The second unit was Producing Context: What did war look like? Teams of students were assigned specific wars and asked to find images of that war. The idea was to start a visual timeline to reinforce the sequence of conflicts. Plus kids love looking up uniforms and weapons. I note in the materials list a “How to print an image from a website” handout, so we must have had at least that capability.
The third unit was Producing Context: A timeline. Pretty simple: the class creates a timeline of the U.S. and embeds the wars in them. Who were the presidents? What else was going on? (Here we sneaked in all the other things we would encounter in the other thematic units.)
The fourth unit was Producing Context: What did war feel like? This one was fuzzier, but the gist was that they would read/watch a variety of first-person accounts, both historical and fictional, about the wars in question.

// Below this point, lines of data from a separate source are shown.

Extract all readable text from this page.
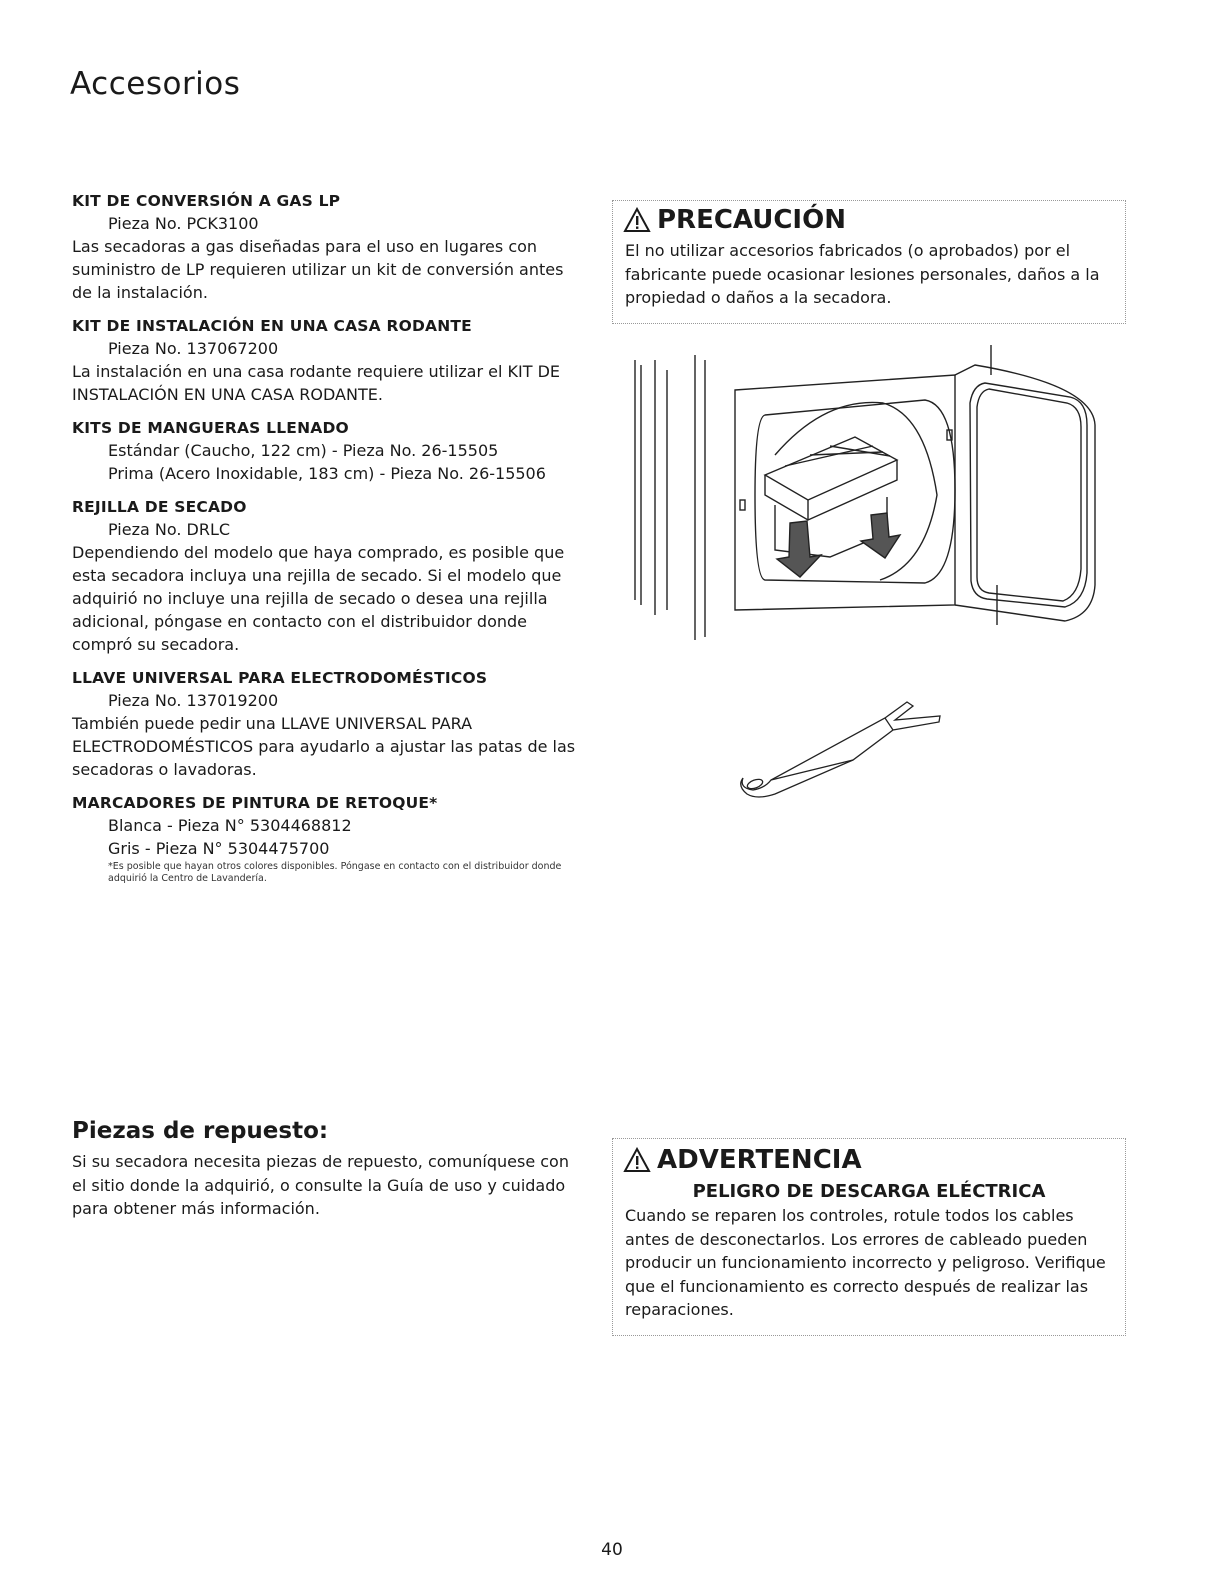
Accesorios
KIT DE CONVERSIÓN A GAS LP
Pieza No. PCK3100
Las secadoras a gas diseñadas para el uso en lugares con suministro de LP requieren utilizar un kit de conversión antes de la instalación.
KIT DE INSTALACIÓN EN UNA CASA RODANTE
Pieza No. 137067200
La instalación en una casa rodante requiere utilizar el KIT DE INSTALACIÓN EN UNA CASA RODANTE.
KITS DE MANGUERAS LLENADO
Estándar (Caucho, 122 cm) - Pieza No. 26-15505
Prima (Acero Inoxidable, 183 cm) - Pieza No. 26-15506
REJILLA DE SECADO
Pieza No. DRLC
Dependiendo del modelo que haya comprado, es posible que esta secadora incluya una rejilla de secado. Si el modelo que adquirió no incluye una rejilla de secado o desea una rejilla adicional, póngase en contacto con el distribuidor donde compró su secadora.
LLAVE UNIVERSAL PARA ELECTRODOMÉSTICOS
Pieza No. 137019200
También puede pedir una LLAVE UNIVERSAL PARA ELECTRODOMÉSTICOS para ayudarlo a ajustar las patas de las secadoras o lavadoras.
MARCADORES DE PINTURA DE RETOQUE*
Blanca - Pieza N° 5304468812
Gris - Pieza N° 5304475700
*Es posible que hayan otros colores disponibles. Póngase en contacto con el distribuidor donde adquirió la Centro de Lavandería.
PRECAUCIÓN
El no utilizar accesorios fabricados (o aprobados) por el fabricante puede ocasionar lesiones personales, daños a la propiedad o daños a la secadora.
Piezas de repuesto:
Si su secadora necesita piezas de repuesto, comuníquese con el sitio donde la adquirió, o consulte la Guía de uso y cuidado para obtener más información.
ADVERTENCIA
PELIGRO DE DESCARGA ELÉCTRICA
Cuando se reparen los controles, rotule todos los cables antes de desconectarlos. Los errores de cableado pueden producir un funcionamiento incorrecto y peligroso. Verifique que el funcionamiento es correcto después de realizar las reparaciones.
40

The fifth unit was Conflict: Defining the problem, and it was then that students would begin tackling the essential questions. What will they need to know about each war to make their decisions? Can they construct a “model” for assessing U.S. wars which will give them a basis for comparison? Here are some bits of the lesson plan that are pretty cool:
- Introduce the concept of “bracketing”: “Yes, this is something [about answering the EQs] we will have to worry about sooner or later, but we don’t have to worry about that right now.” Students should be explicitly taught to tolerate ambiguity.
- Ask the students to write a journal entry telling which war they predict they will find most interesting, based on what they’ve learned so far.